I finished listening to The Beck Diet Solution audio CD. I wasn't sure if I'd be able to finish it, because--as I noted in a previous blog entry--the reader's voice really bothered me at first. (Interestingly enough, I'm not alone: several of the Amazon.com reviewers also preferred the author's voice to the narrator's, saying that Dr. Beck's voice was more "real" and "personable" and that the narrator sounded too "peppy and Hollywood.")
As I kept listening, though, I found that I didn't mind so much. I'm thinking that one of the following happened:
A. The narrator warmed up to the material as the book progressed.
B. I felt ashamed of my intense reaction and got over it.
C. I realized that the narrator's voice sounded a lot like the narrator in the children's TV show Miffy, and that was somewhat less threatening. (The Miffy narrator sounds like she may have been Martha Stewart's preschool teacher....)
Oh yes! The content:
Likes:
- The book talks a lot about hunger vs. cravings vs. just feeling like eating, and it coaches you on how to develop mindfulness of and resistance to all three. I don't really like the idea of not eating when you're hungry, but it is something I had to do at first: I always felt hungry, because I was used to eating a larger volume of food than I needed and because hunger can be one of the signs of blood glucose levels that are *too high*. Anyhow, the way she talked about learning to distinguish the three and deal with them made me think that mindfulness training would be very helpful for dealing with the habit and craving part. (Especially if you're having a hard time distracting yourself: sometimes you just need to sit with a feeling.) I was reminded of Pema Chodron's works--a lot of her teaching has to do with addictive behavior--especially Getting Unstuck.
- Similarly to the Life is Hard, Food is Easy book that Juice is reading, Dr. Beck talks very sensibly about deprivation. There are some areas of our life in which we have "must do" and "must not do" behaviors, and we often don't give them much thought at all. What's the deal with food???
- I don't know why, but I liked the "oh well" as a catch phrase for accepting unpleasant circumstances. "I don't like this, but I accept that it's what I have to do, and I move on."
- Some of the sabotaging throughts/helpful responses were kind of hokey, but I think it's a useful technique to talk oneself down from a sabotage situation.
- Negative emotions are not an emergency. How often I forget that simple fact!
- I liked her maintenance advice. I've read it elsewhere (Hi Miz!), and it seems very sound. I like that she emphasizes going for a realistic healthy weight than an impossible-to-maintain goal weight, and that it might take some time for a person to figure out what that range is going to be.

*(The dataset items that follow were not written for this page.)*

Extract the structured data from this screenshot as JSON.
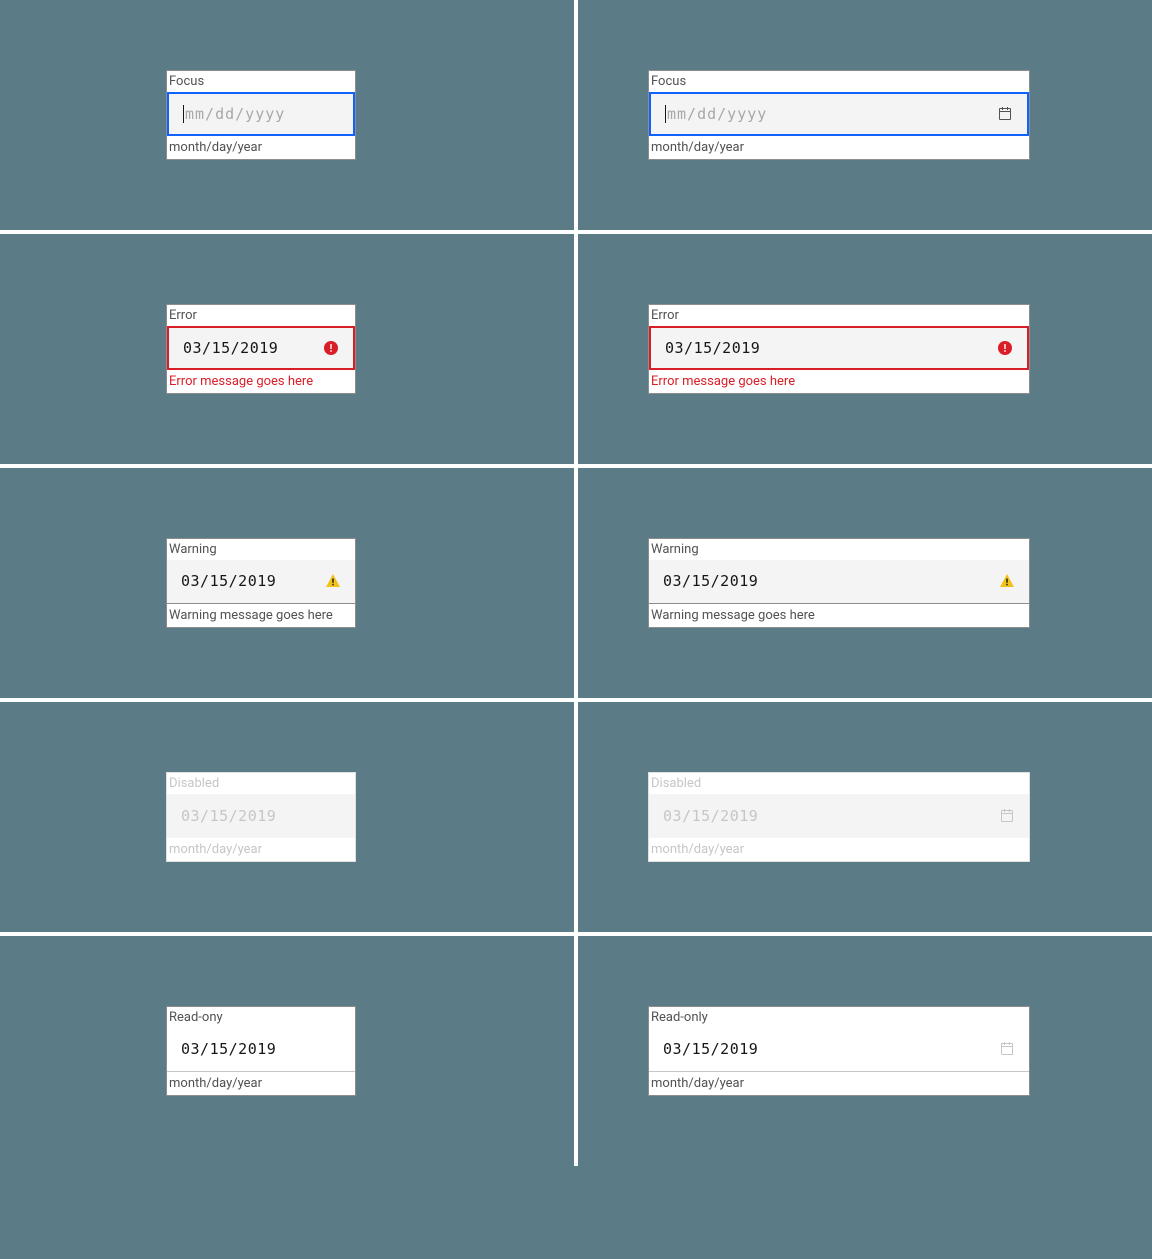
{
  "states": {
    "focus": {
      "label": "Focus",
      "placeholder": "mm/dd/yyyy",
      "helper": "month/day/year"
    },
    "error": {
      "label": "Error",
      "value": "03/15/2019",
      "helper": "Error message goes here"
    },
    "warning": {
      "label": "Warning",
      "value": "03/15/2019",
      "helper": "Warning message goes here"
    },
    "disabled": {
      "label": "Disabled",
      "value": "03/15/2019",
      "helper": "month/day/year"
    },
    "readonly_narrow": {
      "label": "Read-ony",
      "value": "03/15/2019",
      "helper": "month/day/year"
    },
    "readonly_wide": {
      "label": "Read-only",
      "value": "03/15/2019",
      "helper": "month/day/year"
    }
  },
  "icons": {
    "calendar": "calendar-icon",
    "error": "error-filled-icon",
    "warning": "warning-filled-icon"
  },
  "colors": {
    "focus_border": "#0f62fe",
    "error": "#da1e28",
    "warning": "#f1c21b",
    "background": "#5b7c86"
  }
}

- Word choice. "Diet" and "skinny" and "thin," mainly. I suspect that Dr. Beck uses those terms, because "being thin" really does motivate a lot of people, and she's offering a more sensible way of "dieting" than crash diets and the like. This time around, I am much more motivated to be healthy than to be thin, and my end result may not be my goal weight.
- The "you can't have this" advice. I guess in some ways, I use it, but I tend to not make "always" or "never" type of rules. (Which, as I've noted before, don't work for me: they set up "forbidden fruits.")
- Contradictory, or common sense? There's advice later on to be flexible and to avoid the "always or "never" type of thinking...the context is that being too rigid can put too much stress on a person, and too much stress is unhealthy.
Aside from "the voice," I think the audio CD would be better as a companion piece to the book. There's a lot that didn't stick with me, and were I following the plan, I'd want to have the book around for reference and refreshing. I don't think I'd find the book alone as useful, either: I often have a hard time staying engaged with non-fiction material. And I liked the way that bits and pieces stuck around in my memory later, as sabotaging thoughts and behavior came up, "helpful responses" would pop into my mind. Which is undoubtedly why the program calls for people making response cards and reading them repeatedly. Kind of nice to have the CD do that for me. ;-)
Becking and Blogging
I found that very little of the material was completely new to me, especially since I've been reading numerous health and fitness blogs for nearly a year now and had been a Weight Watchers member in years past. Blogging really complements "Becking," because the online community is like having a whole bunch of diet coaches, and blog writing and commenting provide ways of working through the sabotaging thoughts & behaviors and figuring out helpful responses.